Friday, March 10, 2017

The Arabian Nights in the English Popular Press and the Heterogenization of Nationhood




Rasoul Aliakbari's new article "The Arabian Nights in the English Popular Press and the Heterogenization of Nationhood: A Print Cultural Approach to Benedict Anderson’s Imagined Communities" explores nation-building via Anderson, Edward William Lane, the popular press and The 1001 Nights.

It's a great read and fills some much-needed gaps in terms of popular renditions of the Nights and their relationship with understandings of nation.

If you have academic access you can read it here at Canadian Review of Comparative Literature -

https://muse.jhu.edu/article/632227

Rasoul Aliakbari is a graduate student at The University of Alberta in Comparative Literature.
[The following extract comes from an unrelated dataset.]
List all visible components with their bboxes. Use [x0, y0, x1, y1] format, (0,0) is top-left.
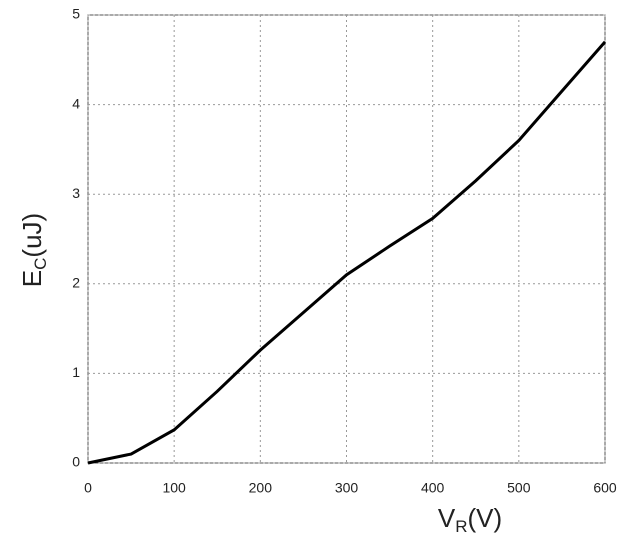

I've pasted the abstract/overview below -

I. Aims and Scope

This article investigates the popular print culture of the Arabian Nights1 in nineteenth-century England in order to challenge Benedict Anderson’s standpoints on modern nation-building in his now-classic Imagined Communities. There is a growing body of research on the Nights, its sources, its literary character, its cultural significance, its translations, its adaptations, and its continuing popularity in contemporary cultures throughout the world. Ulrich Marzolph’s website provides an extensive list of representative scholarship on various aspects of the Nights in its various pre-modern, modern, and contemporary contexts (The Arabian Nights Bibliography). However, reviewing the literature of the Nights on his website and elsewhere, one notices a relative lack of scholarship on the uses of print editions of the Nights to converse with theories of print capitalism and modern nation-building. Responding to this lacuna, this article mainly aims to investigate publications of the Nights for lower-class readers in nineteenth-century England, in order to offer a heterogenized picture of the formation of modern English nationhood.2 In particular, I will explore the print circumstances of Edward Lane’s translation of the Nights as well as some reproductions of, and responses to, the Nights in nineteenth-century British cheap popular periodicals, to develop a critical dialogue with Anderson.3 This dialogue includes revisiting, challenging, and complicating some dimensions of Anderson’s discourses on print capitalism, the formation of the modern nation as an imagined community, and official nationalism. By examining the uses of the Nights for and among British lower classes and the expanding bourgeois readership of the time, I will demonstrate that, unlike Anderson’s conception of nationhood as homogeneous, steady, and solid, the formation of modern English nationhood is heterogeneous, porous, borderly, and conditioned at the intersection of social classes and the oriental literariness of the Nights. In other words, rather than arguing for the impact of the Nights on European literary modernity or nation-building, this essay seeks to demonstrate some of the uses of this tale collection in the English enterprise of nation-building, including the dissemination of ‘wholesome’ reading matter and the establishment of British sovereignty over lower-class and mass readership in England during the nineteenth century.